9 And Joseph remembered the dreams which he dreamed of them, and said unto them, Ye are spies; to see the nakedness of the land ye are come.

10 And they said unto him, Nay, my lord, but to buy food are thy servants come.

11 We are all one man’s sons; we are true men, thy servants are no spies.

12 And he said unto them, Nay, but to see the nakedness of the land ye are come.

13 And they said, Thy servants are twelve brethren, the sons of one man in the land of Canaan; and, behold, the youngest is this day with our father, and one is not.

It seems a sudden and strange accusation to call this group of men traitors. Obviously, Joseph knows that his brothers have a sneaky and destructive streak, not only because of how they treated him, but because of their tricking and slaughtering the men in the city of Shalem. But it seems doubtful to me that he genuinely expects his brothers to be here for anything other than buying the grain as they have claimed. More likely it seems to me that he was casting around for a reason to keep them engaged with him for a while longer. To what end, perhaps even he does not yet know, only that he will keep them in play until he can decide what to do with them.

The response of Joseph’s brothers, doubling down on their heritage makes me wonder if they felt the appearance of ten men together was what Joseph had found suspicious. Did they think he saw this was an excessive emissary to buy grain, and so they needed to explain why so many of them were here together?

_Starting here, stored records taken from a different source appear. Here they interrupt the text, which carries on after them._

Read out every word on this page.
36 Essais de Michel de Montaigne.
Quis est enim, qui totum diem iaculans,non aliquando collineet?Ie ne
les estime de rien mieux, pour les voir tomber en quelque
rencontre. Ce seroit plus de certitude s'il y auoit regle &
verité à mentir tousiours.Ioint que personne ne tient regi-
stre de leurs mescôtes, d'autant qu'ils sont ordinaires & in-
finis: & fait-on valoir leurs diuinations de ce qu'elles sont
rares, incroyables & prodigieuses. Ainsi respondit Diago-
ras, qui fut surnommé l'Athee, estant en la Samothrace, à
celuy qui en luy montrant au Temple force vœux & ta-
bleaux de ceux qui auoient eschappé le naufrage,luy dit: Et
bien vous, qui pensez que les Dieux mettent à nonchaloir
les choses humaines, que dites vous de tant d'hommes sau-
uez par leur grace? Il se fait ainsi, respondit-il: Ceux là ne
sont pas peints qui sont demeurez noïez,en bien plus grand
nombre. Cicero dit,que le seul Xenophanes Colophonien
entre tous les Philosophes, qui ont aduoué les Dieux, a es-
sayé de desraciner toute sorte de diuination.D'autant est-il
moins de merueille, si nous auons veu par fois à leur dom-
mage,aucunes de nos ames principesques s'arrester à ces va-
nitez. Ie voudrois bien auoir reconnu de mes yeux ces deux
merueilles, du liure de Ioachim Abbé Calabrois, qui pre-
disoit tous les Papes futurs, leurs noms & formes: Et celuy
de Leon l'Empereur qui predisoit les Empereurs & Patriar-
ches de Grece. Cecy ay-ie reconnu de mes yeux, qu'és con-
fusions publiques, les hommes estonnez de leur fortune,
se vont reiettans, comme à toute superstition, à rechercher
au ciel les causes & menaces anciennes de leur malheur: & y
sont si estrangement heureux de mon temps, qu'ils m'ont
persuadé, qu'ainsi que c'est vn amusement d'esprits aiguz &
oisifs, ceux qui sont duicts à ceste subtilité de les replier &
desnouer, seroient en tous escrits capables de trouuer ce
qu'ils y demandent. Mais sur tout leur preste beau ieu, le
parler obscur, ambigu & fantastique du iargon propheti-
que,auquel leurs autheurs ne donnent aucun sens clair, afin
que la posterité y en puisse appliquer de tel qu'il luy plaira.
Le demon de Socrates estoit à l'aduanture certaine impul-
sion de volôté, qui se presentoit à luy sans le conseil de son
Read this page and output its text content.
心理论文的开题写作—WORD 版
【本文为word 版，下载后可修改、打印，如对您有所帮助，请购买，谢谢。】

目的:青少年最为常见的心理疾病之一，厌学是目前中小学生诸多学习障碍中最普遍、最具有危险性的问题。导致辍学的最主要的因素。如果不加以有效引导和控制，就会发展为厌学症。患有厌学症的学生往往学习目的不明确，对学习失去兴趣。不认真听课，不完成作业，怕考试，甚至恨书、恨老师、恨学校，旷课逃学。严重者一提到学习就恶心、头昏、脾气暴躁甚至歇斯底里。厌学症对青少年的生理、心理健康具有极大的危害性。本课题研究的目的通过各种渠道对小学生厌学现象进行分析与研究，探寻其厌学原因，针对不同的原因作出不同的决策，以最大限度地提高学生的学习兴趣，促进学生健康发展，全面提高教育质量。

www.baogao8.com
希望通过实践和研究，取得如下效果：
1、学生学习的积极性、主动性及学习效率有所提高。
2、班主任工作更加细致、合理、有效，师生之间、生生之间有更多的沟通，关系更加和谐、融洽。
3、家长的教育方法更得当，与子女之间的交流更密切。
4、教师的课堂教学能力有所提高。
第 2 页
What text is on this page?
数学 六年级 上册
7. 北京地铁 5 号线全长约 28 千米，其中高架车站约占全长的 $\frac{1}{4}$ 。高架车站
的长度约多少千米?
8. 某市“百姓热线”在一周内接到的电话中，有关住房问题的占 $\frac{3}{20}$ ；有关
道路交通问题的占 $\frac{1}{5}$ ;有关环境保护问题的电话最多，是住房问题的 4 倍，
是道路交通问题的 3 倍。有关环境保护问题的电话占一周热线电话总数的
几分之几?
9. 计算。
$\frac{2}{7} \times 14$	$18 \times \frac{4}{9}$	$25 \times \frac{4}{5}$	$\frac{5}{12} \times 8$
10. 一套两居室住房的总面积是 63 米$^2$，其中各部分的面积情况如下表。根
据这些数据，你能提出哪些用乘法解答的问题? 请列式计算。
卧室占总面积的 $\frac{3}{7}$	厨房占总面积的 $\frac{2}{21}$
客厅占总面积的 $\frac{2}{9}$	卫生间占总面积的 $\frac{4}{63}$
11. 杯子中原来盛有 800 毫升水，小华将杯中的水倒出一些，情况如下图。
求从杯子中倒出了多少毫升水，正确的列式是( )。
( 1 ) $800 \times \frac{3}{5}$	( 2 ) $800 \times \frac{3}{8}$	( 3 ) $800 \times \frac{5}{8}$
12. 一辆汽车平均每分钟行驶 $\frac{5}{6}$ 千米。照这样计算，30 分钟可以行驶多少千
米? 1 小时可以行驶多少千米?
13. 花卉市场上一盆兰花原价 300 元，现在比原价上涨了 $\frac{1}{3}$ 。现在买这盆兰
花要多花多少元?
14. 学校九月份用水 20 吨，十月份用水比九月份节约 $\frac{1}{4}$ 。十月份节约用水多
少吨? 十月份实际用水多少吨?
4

Unfortunately we don’t have any explicit insights into either party’s inner thoughts in this exchange. Regardless, in the brothers’ haste to explain themselves, they let slip some crucial information that Joseph will be able to use in his charade. One of their brothers is absent, and one of their brothers “is not.” Now he can turn the focus of the conversation to the matter of missing brothers and prove where their hearts are on the matter.